2009/9/10 Benny Malengier <email@example.com>
2009/9/10 Frederico Muñoz <firstname.lastname@example.org>:
As GEDCOM has no provision for it, there is no way it can be included
> I'll leave the implementation details to the developers. In general
> terms the proposal to add a "general" field to enter the surnames is
> something that I find sensible, with the following requirements:
> - GEDCOM export should be straightforward. The flattening of the
> surnames should have very clear and simple rules
> - The data entry dialog should be easy to use
> Additionally I'm unsure how GEDCOM import would work out.
and made to work.
What GEDCOM has support for is multiple surnames. They are separated by commas in the value of the SURN tag. No such provision is there for the NAME tag, so leaving the commas there is arguably not permitted by GEDCOM.
So, no matter how it is arranged in fields in GRAMPS, export to GEDCOM should use commas in SURN and expect them on import. GRAMPS may optionally support other things, but that is what GEDCOM requires.

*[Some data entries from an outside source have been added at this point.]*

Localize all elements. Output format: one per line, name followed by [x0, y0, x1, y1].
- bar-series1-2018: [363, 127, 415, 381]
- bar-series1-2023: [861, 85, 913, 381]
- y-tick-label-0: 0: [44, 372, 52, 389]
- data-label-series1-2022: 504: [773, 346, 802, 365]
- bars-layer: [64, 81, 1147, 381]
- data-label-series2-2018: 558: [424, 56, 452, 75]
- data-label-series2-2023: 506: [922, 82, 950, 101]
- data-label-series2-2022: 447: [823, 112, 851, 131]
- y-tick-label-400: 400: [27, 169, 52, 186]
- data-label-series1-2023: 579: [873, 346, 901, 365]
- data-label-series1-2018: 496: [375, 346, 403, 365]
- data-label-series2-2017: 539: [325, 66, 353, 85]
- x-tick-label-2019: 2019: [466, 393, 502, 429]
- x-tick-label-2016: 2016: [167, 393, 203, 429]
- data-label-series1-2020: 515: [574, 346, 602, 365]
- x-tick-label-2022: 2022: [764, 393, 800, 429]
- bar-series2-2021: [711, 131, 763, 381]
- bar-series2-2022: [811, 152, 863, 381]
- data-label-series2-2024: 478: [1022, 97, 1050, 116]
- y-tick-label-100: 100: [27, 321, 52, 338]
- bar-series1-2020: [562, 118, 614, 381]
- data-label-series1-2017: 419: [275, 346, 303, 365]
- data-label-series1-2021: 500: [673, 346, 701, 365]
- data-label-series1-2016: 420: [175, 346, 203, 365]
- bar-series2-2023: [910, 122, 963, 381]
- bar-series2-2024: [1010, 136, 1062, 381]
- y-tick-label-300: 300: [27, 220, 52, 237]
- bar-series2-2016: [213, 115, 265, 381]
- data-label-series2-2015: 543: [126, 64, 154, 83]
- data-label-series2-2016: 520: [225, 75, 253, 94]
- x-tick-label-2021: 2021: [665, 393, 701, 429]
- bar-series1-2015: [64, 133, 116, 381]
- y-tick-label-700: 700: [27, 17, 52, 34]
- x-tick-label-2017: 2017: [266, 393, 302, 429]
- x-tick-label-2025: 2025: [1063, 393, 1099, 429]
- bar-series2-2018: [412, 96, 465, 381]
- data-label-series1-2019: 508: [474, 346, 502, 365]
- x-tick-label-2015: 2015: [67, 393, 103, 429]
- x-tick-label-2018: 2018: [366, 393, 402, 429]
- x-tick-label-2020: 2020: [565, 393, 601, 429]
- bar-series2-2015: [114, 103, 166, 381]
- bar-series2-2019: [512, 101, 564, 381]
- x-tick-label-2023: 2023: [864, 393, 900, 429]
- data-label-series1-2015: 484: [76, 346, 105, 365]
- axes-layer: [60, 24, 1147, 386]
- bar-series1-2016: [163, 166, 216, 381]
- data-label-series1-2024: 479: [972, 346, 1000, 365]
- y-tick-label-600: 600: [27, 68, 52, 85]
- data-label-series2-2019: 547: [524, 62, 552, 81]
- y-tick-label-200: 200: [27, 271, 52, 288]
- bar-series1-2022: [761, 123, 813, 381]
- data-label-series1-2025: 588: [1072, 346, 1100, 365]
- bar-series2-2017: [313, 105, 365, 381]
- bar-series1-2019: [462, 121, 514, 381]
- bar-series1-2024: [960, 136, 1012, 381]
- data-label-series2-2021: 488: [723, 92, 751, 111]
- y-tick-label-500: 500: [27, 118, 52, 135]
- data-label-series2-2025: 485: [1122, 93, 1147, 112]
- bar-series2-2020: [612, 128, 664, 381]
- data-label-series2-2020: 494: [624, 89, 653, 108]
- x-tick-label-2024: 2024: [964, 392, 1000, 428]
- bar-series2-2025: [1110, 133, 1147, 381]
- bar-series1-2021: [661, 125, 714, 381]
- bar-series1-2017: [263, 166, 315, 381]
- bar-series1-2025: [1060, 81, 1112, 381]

There is no reason to do GRAMPS --> GEDCOM --> GRAMPS
This was the only way to copy a set of people (defined with a filter) from one GRAMPS database to another, since XML export did not use filters. Does it now? I have myself done that gazillions of times.
So adding new fields to GEDCOM only GRAMPS knows adds no value. Time
is better spend cleaning up import of GEDCOM which would just keep the
names as stored, and add new ones present in the GEDCOM.
As a consequence, the way to support it, is to import names as now
from GEDCOM (with addition for support of nickname that is present in
GEDCOM) and offer a plugin tool 'Cleanup names' that can batch process
names so as to split up surnames.
That tool should eg allow for:
* split multiple surnames as <secondary surname> <primary surname>
* split multiple surnames as <primary surname> <secondary surname>
It may help in some cases. But it is in general undecidable. Each surname may contain multiple words and even humans can't get it right everytime without context. Humans should be able to express the correct way to parse names.
An example, in a name like "García Álvarez de Toledo y Carrillo de Toledo":
- How should it be parsed? How many surnames are in it? Well, García is a given name that is now seen only as a surname, but things were different in the past. It seems that "Carrillo de Toledo" would be a second surname, but there are other problems.
- Is "Álvarez" a real patronymic? This means García is the child of some Álvaro (possibly "de Toledo", but no guarantee). His children will probably use the "Garcés" (or even "García") as patronymic and, possibly, "de Toledo" as surname. This scheme was valid until ca. 1200. In this case, Álvarez should go into the patronymic field or, as is common, as part of the given names. "de" would go into the surname prefix field.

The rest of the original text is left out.